I have recently set up a new machine at home for deep learning;
- Ubuntu 20.04
- RTX 3090 graphics card
After installing the drivers and CUDA/CuDNN I have found that there is a consistent issue when training many (completely different) models; the loss becomes NaN after some number of epochs (which varies randomly). I created a “minimal working example” of a model with only 2 layers which causes the problem. I have attempted to fix this in the tensorflow/keras code in at least 50 different ways having scoured google for a day or two. Up until the NaN values appear the training is going smoothly and the loss/metrics etc all look sensible and stable.
I am convinced that the source of the issue is not the tensorflow code; but perhaps related to the GPU drivers and Ubuntu (I have run identical code on a windows machine with a different GPU, but same tensorflow, CUDA etc versions and no issues).
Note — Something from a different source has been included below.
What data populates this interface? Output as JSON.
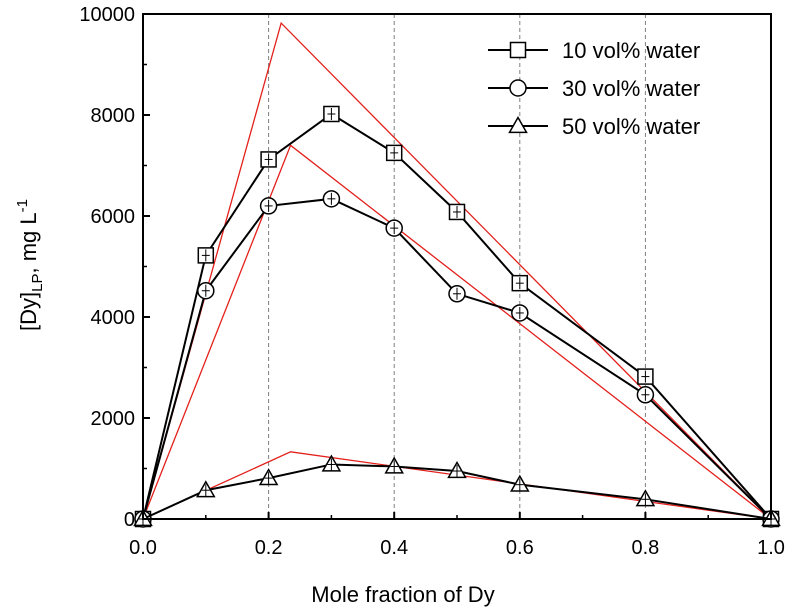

I am finding it incredibly hard to track down the source of this and keep coming back to the hardware (as this is the part I understand least).
A few things I’ve tried:
- Different tensorflow versions (version 1 and 2)
- Different driver versions through
nvidia-smi
(455 and 465) with reboots between. - Different OS (as I’ve said Windows has had no problem)
- Different RNN(LSTM, GRU) models (including ones from official tensorflow tutorials)